Electromagnets are capable of inducing electric fields in most biological tissues. Transcranial magnetic stimulation (TMS) is widely used as a research tool to study aspects of the human brain, including motor function, vision, language, and brain disorders. Additionally, therapeutic uses of magnetic stimulation devices, particularly in psychiatry, currently are being investigated.
Magnetic stimulation of biological tissue may be accomplished by passing a brief, high-current electric pulse through a coil of electrically conductive material, such as a wire positioned adjacent tissue to be stimulated. A magnetic field is produced by the electric pulse with lines of flux passing perpendicularly to the plane of the magnetic coil. This magnetic field, in turn, can induce an electric field in a conductive medium. An animal brain is a conductive medium and in TMS, the induced electric field stimulates the neurons of the brain. However, an electromagnetic coil may be placed over other parts of the body to stimulate other electrically conductive tissues, such as muscle.

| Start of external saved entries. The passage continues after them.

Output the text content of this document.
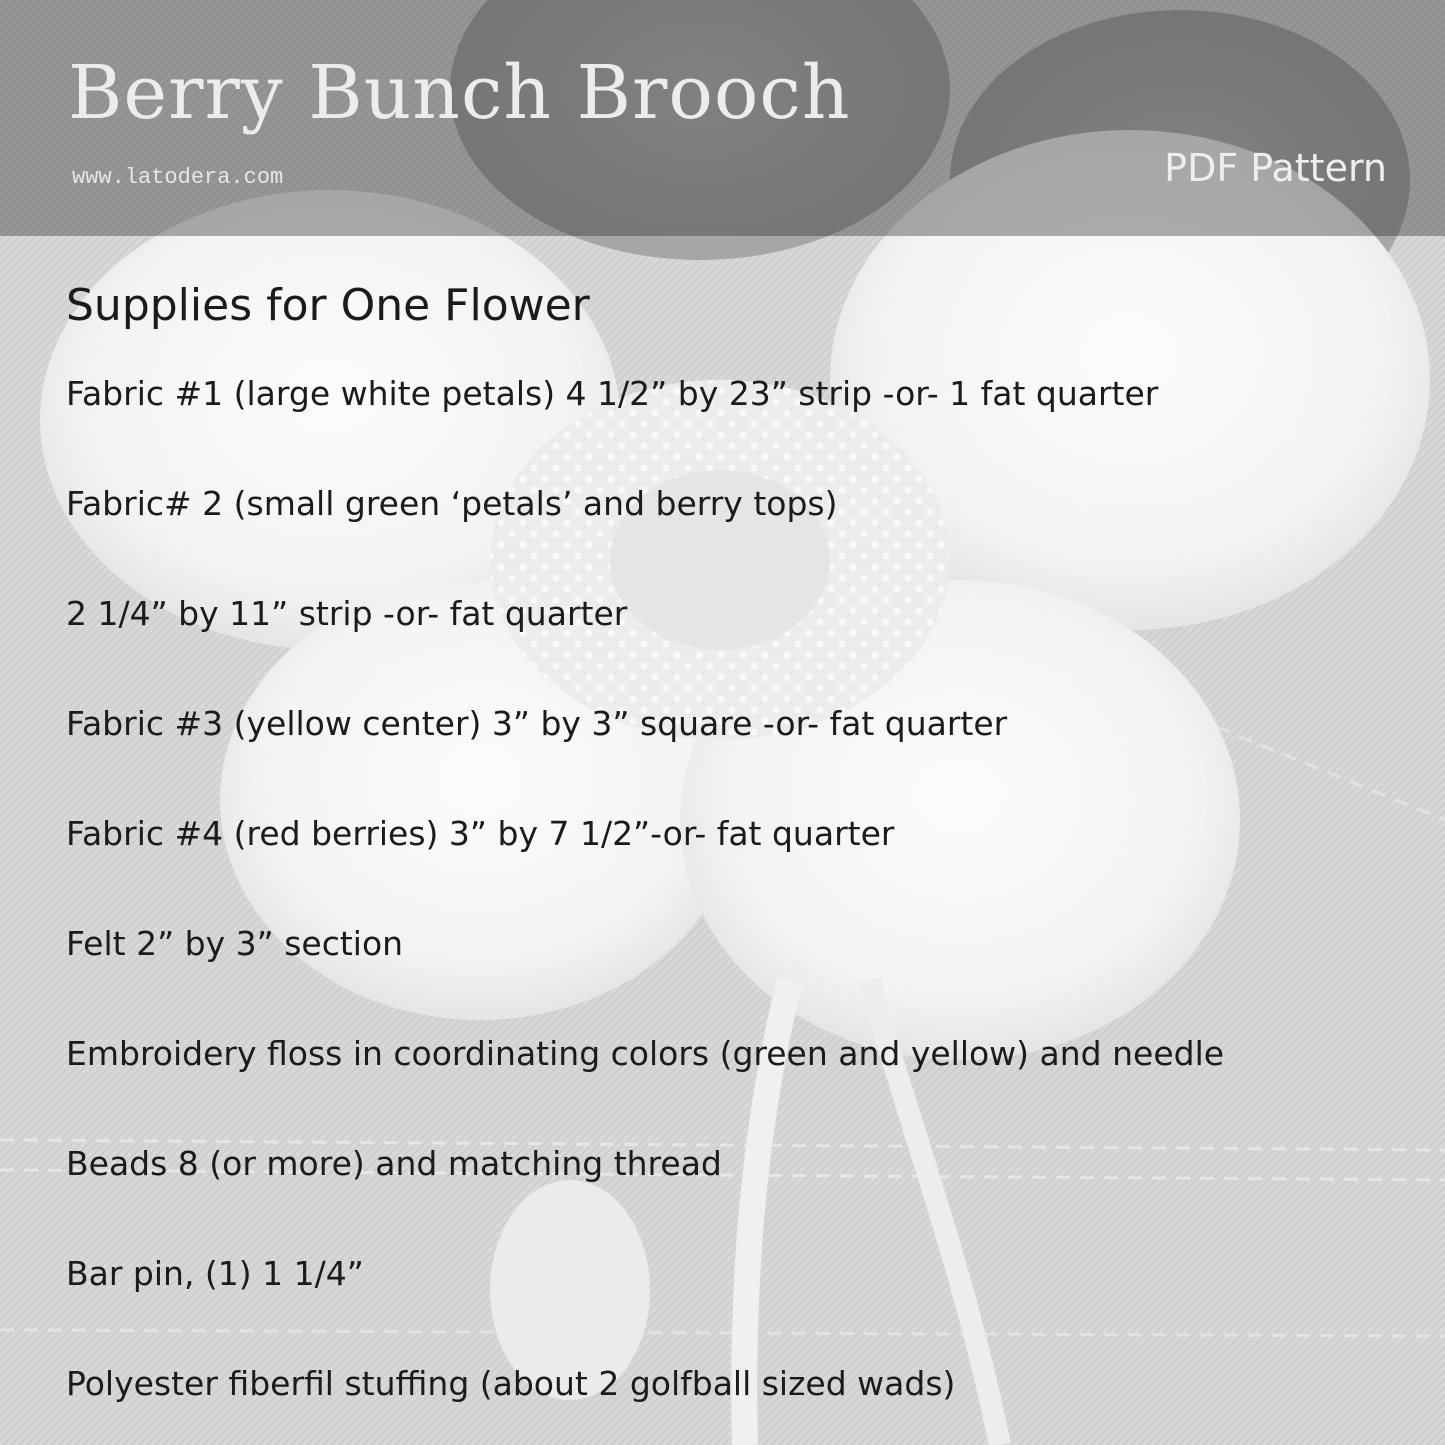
Berry Bunch Brooch
www.latodera.com	PDF Pattern
Supplies for One Flower
Fabric #1 (large white petals) 4 1/2” by 23” strip -or- 1 fat quarter
Fabric# 2 (small green ‘petals’ and berry tops)
2 1/4” by 11” strip -or- fat quarter
Fabric #3 (yellow center) 3” by 3” square -or- fat quarter
Fabric #4 (red berries) 3” by 7 1/2”-or- fat quarter
Felt 2” by 3” section
Embroidery floss in coordinating colors (green and yellow) and needle
Beads 8 (or more) and matching thread
Bar pin, (1) 1 1/4”
Polyester fiberfil stuffing (about 2 golfball sized wads)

Functional magnetic coils may be produced in a variety of shapes including circles, figure-8's, squares, petals, spirals, and “slinky” coils. See, e.g. Caldwell, J., Optimizing Magnetic Stimulator Design, Magnetic Motor Stimulation: Basic Principles and Clinical Experience, 1991, 238-48 (ed. Levy, W. J., et al.); Zimmermann, K. P., and Simpson, R. K., Electroencephal. Clin. Neurophysiol., 101:145-52 (1996); U.S. Pat. No. 6,066,084 (Edrich et al.). The coils may include features other than a coil of a transducing material. For example, U.S. Pat. No. 6,086,525 (Davey et al.) and WO 98/06342 (Epstein et al.) disclose magnetic stimulators made from coil windings around a core of ferromagnetic material, preferably vanadium permendur. However, such coils can be quite heavy and expensive to manufacture.

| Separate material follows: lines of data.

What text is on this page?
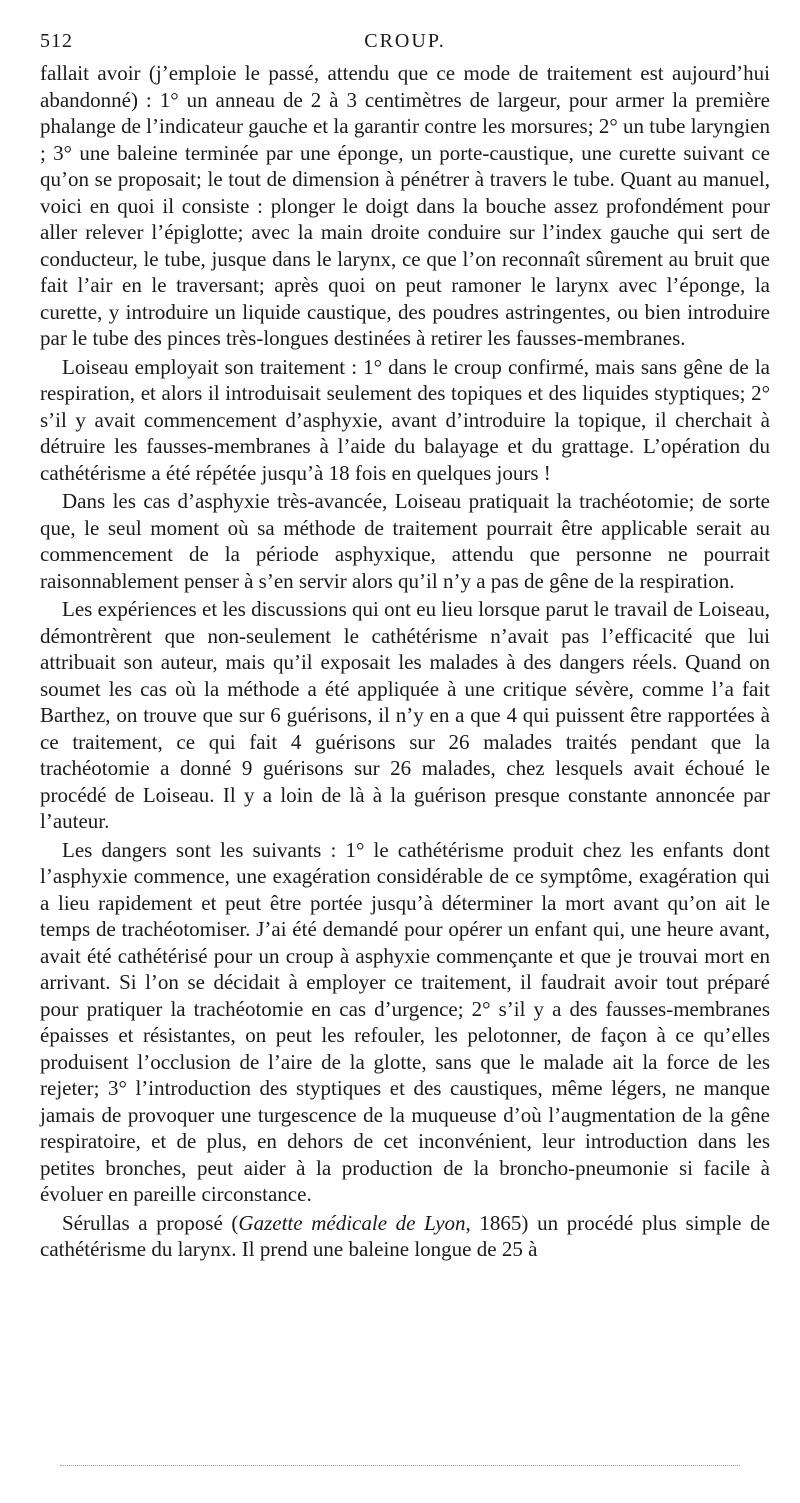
512	CROUP.

fallait avoir (j’emploie le passé, attendu que ce mode de traitement est aujourd’hui abandonné) : 1° un anneau de 2 à 3 centimètres de largeur, pour armer la première phalange de l’indicateur gauche et la garantir contre les morsures; 2° un tube laryngien ; 3° une baleine terminée par une éponge, un porte-caustique, une curette suivant ce qu’on se proposait; le tout de dimension à pénétrer à travers le tube. Quant au manuel, voici en quoi il consiste : plonger le doigt dans la bouche assez profondément pour aller relever l’épiglotte; avec la main droite conduire sur l’index gauche qui sert de conducteur, le tube, jusque dans le larynx, ce que l’on reconnaît sûrement au bruit que fait l’air en le traversant; après quoi on peut ramoner le larynx avec l’éponge, la curette, y introduire un liquide caustique, des poudres astringentes, ou bien introduire par le tube des pinces très-longues destinées à retirer les fausses-membranes.

Loiseau employait son traitement : 1° dans le croup confirmé, mais sans gêne de la respiration, et alors il introduisait seulement des topiques et des liquides styptiques; 2° s’il y avait commencement d’asphyxie, avant d’introduire la topique, il cherchait à détruire les fausses-membranes à l’aide du balayage et du grattage. L’opération du cathétérisme a été répétée jusqu’à 18 fois en quelques jours !

Dans les cas d’asphyxie très-avancée, Loiseau pratiquait la trachéotomie; de sorte que, le seul moment où sa méthode de traitement pourrait être applicable serait au commencement de la période asphyxique, attendu que personne ne pourrait raisonnablement penser à s’en servir alors qu’il n’y a pas de gêne de la respiration.

Les expériences et les discussions qui ont eu lieu lorsque parut le travail de Loiseau, démontrèrent que non-seulement le cathétérisme n’avait pas l’efficacité que lui attribuait son auteur, mais qu’il exposait les malades à des dangers réels. Quand on soumet les cas où la méthode a été appliquée à une critique sévère, comme l’a fait Barthez, on trouve que sur 6 guérisons, il n’y en a que 4 qui puissent être rapportées à ce traitement, ce qui fait 4 guérisons sur 26 malades traités pendant que la trachéotomie a donné 9 guérisons sur 26 malades, chez lesquels avait échoué le procédé de Loiseau. Il y a loin de là à la guérison presque constante annoncée par l’auteur.

Les dangers sont les suivants : 1° le cathétérisme produit chez les enfants dont l’asphyxie commence, une exagération considérable de ce symptôme, exagération qui a lieu rapidement et peut être portée jusqu’à déterminer la mort avant qu’on ait le temps de trachéotomiser. J’ai été demandé pour opérer un enfant qui, une heure avant, avait été cathétérisé pour un croup à asphyxie commençante et que je trouvai mort en arrivant. Si l’on se décidait à employer ce traitement, il faudrait avoir tout préparé pour pratiquer la trachéotomie en cas d’urgence; 2° s’il y a des fausses-membranes épaisses et résistantes, on peut les refouler, les pelotonner, de façon à ce qu’elles produisent l’occlusion de l’aire de la glotte, sans que le malade ait la force de les rejeter; 3° l’introduction des styptiques et des caustiques, même légers, ne manque jamais de provoquer une turgescence de la muqueuse d’où l’augmentation de la gêne respiratoire, et de plus, en dehors de cet inconvénient, leur introduction dans les petites bronches, peut aider à la production de la broncho-pneumonie si facile à évoluer en pareille circonstance.

Sérullas a proposé (Gazette médicale de Lyon, 1865) un procédé plus simple de cathétérisme du larynx. Il prend une baleine longue de 25 à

TMS using known coils has been shown to be able to stimulate the regions of the brain close to the surface of the skull, but magnetic fields produced by these known coils generally do not penetrate deeply into the brain, unless the intensity of the magnetic field is greatly increased. However, increasing the strength or intensity of the magnetic field carries a risk of causing physiological damage and seizures.
The deep regions of the brain include the nucleus accumbens, a portion of the brain that plays a major role in rewarding circuits and is known to be activated in response to doses of cocaine. Additionally, neuronal fibers connecting the medial, prefrontal, or cingulate cortex with the nucleus accumbens have a role in reward and motivation, and activation of the nucleus accumbens also may cause hedonic effects.
Known coils used for TMS (e.g., a figure eight coil) affect the cortical regions of the brain, primarily the cortical region under the center of the coil. However, the intensities of the electric fields produced by these known coils decrease very rapidly with increasing distance from the coil. Therefore, stimulating deep regions of the brain using known coils would require either invading the skull (and often the brain) with the coil, or using a high intensity electric field. Invasive techniques often cause the subject or patient to experience pain or discomfort, and would usually be avoided by the patient. High intensity electric fields may cause epileptic seizures or other neurological problems. Moreover, high intensity electric fields may cause generalized effects throughout a subject's brain, rather than stimulating a specific deep region of the brain, and may cause other harmful side effects. Additionally, the maximum field intensity can be limited by known coil designs.
Therefore, a need exists for a magnetic coil capable of stimulating the deep regions of the brain when placed outside the skull during non-invasive TMS.